Le détroit d’Ormuz, artère vitale de 30 % du pétrole maritime mondial, est l’un des points les plus militarisés de la planète. En cas de conflit ouvert avec l’Iran, un débarquement amphibie pourrait être envisagé pour neutraliser les batteries côtières, s’emparer d’îles stratégiques ou établir une tête de pont. Cette analyse examine les obstacles naturels, les défenses iraniennes, les options tactiques et les probabilités de succès d’une telle opération dans le contexte 2026.
1. La Topographie d’un Enfer Amphibie
A. Les Contraintes Naturelles
| Facteur | Caractéristique | Impact opérationnel |
|---|---|---|
| Largeur du détroit | 54 km (plus étroit : 39 km) | Espace de manœuvre réduit, concentration des forces |
| Profondeurs | Chenal principal : 80-100 m ; zones côtières : 10-30 m | Navigation possible pour navires de débarquement mais contrainte sous-marine |
| Courants et marées | Courants jusqu’à 3 nœuds, marées faibles (0,5-1 m) | Dérive des engins, synchronisation délicate |
| Climat | Températures > 40°C, humidité, vents forts | Stress thermique pour troupes, dégradation équipements |
| Falaise/plage | Côte iranienne : falaises calcaires abruptes (côte du Makran) ; rares plages étroites | Zones de débarquement rares et prévisibles |
B. Les Îles Stratégiques
- Abu Musa, Grand et Petit Tunb : Occupées par l’Iran depuis 1971, militarisées. Disposent de rampes lance-missiles, radar, petites garnisons.

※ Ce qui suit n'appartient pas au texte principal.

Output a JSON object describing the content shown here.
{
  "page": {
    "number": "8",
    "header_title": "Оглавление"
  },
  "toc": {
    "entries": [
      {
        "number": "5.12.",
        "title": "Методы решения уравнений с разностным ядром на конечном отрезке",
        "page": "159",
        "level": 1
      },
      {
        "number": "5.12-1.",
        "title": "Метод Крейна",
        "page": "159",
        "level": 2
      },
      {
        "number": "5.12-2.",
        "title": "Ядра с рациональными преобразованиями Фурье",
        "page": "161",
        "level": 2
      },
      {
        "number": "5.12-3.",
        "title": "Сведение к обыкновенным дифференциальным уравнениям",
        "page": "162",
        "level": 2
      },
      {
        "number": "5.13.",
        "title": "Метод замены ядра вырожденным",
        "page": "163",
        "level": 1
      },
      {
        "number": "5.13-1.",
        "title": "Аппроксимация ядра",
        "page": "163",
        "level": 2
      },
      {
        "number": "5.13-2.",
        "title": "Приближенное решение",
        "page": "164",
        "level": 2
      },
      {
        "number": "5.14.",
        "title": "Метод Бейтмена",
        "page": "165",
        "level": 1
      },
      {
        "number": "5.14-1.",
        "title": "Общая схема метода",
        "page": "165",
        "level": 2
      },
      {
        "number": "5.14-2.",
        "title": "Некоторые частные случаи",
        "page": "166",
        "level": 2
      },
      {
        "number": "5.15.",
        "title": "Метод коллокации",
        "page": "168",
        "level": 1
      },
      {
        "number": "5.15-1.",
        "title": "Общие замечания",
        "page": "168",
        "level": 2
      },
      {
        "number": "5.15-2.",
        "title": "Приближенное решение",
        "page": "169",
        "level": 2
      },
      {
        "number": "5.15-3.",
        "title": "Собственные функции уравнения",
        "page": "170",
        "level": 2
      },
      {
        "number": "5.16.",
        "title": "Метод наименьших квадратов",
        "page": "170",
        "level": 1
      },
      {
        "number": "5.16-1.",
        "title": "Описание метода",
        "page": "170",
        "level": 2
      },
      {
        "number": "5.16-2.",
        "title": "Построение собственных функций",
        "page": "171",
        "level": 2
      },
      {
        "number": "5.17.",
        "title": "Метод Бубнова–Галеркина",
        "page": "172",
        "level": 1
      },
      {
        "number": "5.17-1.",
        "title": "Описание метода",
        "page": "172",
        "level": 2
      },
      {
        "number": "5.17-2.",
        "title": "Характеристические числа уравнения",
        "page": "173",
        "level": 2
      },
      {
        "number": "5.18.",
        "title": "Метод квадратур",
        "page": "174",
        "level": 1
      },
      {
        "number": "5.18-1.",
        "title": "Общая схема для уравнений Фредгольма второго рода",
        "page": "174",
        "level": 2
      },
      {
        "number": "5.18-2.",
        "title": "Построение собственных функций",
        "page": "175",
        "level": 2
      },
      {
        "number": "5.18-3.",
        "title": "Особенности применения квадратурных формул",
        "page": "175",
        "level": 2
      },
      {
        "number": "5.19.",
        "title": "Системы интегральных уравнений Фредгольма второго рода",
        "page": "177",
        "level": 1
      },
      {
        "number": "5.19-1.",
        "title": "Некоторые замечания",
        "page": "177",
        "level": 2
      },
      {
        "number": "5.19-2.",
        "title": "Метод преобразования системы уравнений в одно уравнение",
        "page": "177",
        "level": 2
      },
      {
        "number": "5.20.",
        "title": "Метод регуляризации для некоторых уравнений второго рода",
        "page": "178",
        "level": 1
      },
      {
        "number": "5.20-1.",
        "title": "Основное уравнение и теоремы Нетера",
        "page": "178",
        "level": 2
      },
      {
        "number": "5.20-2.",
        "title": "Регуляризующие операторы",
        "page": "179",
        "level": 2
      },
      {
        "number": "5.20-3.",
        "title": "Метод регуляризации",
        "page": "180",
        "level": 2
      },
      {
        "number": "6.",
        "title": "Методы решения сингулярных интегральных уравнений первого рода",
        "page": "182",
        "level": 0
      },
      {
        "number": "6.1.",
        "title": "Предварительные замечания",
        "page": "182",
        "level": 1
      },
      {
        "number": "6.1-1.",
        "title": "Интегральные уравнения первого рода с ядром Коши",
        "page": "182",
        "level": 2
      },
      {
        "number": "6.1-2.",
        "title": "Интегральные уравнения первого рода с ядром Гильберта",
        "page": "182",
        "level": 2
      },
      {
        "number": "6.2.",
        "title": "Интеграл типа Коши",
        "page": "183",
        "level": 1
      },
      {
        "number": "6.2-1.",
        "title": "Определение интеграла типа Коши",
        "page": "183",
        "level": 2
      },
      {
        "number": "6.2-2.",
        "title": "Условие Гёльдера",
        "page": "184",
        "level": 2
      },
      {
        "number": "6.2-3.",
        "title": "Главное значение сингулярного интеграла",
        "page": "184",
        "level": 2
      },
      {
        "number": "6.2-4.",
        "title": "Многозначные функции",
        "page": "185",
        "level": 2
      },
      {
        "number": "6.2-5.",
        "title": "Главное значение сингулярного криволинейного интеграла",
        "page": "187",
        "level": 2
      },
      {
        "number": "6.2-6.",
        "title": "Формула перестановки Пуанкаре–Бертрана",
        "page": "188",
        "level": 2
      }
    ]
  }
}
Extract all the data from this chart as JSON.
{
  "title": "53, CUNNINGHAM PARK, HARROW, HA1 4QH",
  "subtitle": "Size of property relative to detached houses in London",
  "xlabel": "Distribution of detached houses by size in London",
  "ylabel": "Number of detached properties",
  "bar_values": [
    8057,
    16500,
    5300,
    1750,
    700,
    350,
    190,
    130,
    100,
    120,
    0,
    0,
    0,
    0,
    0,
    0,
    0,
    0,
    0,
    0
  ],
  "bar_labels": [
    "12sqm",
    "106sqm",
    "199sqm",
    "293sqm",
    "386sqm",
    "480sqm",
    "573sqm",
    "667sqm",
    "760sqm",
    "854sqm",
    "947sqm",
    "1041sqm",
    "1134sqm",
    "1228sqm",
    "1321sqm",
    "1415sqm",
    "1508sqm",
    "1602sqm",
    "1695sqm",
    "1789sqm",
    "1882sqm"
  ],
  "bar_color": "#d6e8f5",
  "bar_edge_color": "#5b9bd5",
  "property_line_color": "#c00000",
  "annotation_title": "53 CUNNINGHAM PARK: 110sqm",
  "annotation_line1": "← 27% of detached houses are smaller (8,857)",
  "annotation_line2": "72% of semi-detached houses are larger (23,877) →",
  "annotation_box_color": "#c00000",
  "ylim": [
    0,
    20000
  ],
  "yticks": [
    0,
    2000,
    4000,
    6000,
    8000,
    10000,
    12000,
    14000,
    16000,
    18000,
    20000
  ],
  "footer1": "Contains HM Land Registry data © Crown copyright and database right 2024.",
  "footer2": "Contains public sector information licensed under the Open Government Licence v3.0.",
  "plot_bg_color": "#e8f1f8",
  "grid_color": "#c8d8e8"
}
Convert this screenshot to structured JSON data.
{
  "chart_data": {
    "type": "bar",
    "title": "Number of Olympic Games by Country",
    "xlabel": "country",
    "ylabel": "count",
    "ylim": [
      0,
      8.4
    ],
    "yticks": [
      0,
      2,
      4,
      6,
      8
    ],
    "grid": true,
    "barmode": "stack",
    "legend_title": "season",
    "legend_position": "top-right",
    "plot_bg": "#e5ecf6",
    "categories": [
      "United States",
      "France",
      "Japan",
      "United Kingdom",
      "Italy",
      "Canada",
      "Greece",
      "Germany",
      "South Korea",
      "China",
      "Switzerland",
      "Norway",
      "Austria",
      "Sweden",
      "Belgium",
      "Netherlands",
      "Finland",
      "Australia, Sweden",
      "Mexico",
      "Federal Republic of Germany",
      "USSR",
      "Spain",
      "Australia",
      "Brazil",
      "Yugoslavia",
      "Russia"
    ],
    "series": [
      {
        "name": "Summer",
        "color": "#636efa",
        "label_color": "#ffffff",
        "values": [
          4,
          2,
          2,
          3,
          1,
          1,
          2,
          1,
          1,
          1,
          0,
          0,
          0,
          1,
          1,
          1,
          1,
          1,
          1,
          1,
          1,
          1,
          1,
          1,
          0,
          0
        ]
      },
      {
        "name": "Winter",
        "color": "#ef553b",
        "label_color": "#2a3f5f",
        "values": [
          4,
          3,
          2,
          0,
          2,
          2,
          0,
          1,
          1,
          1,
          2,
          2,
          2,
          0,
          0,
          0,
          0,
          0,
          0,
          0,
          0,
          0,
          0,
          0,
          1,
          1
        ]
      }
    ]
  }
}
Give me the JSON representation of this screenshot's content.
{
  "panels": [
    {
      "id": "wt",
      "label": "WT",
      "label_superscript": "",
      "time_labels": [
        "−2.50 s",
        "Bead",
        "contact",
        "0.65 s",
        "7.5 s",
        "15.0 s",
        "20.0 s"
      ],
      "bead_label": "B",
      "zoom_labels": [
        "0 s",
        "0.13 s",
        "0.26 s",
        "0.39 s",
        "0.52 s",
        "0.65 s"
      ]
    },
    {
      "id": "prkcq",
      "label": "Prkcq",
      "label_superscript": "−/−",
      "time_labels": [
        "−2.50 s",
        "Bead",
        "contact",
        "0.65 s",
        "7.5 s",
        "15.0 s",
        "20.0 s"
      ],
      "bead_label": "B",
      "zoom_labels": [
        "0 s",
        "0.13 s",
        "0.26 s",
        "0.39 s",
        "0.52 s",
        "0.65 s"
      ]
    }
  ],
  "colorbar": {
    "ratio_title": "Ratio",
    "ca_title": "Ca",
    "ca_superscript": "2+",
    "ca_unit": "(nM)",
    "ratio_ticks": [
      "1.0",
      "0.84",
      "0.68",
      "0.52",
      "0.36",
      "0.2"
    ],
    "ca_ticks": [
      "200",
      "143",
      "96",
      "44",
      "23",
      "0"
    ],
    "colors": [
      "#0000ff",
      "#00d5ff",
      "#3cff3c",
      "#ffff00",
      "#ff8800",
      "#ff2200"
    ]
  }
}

- Qeshm : Grande île iranienne, base de la marine des Gardiens de la Révolution (pasdarans), batteries côtières et navires rapides.
- Hormuz : Île volcanique, dominante stratégique, accès au détroit, fortifiée depuis la guerre Iran-Irak.
Conséquence : Toute tentative de débarquement devra neutraliser ces îles qui contrôlent l’accès maritime.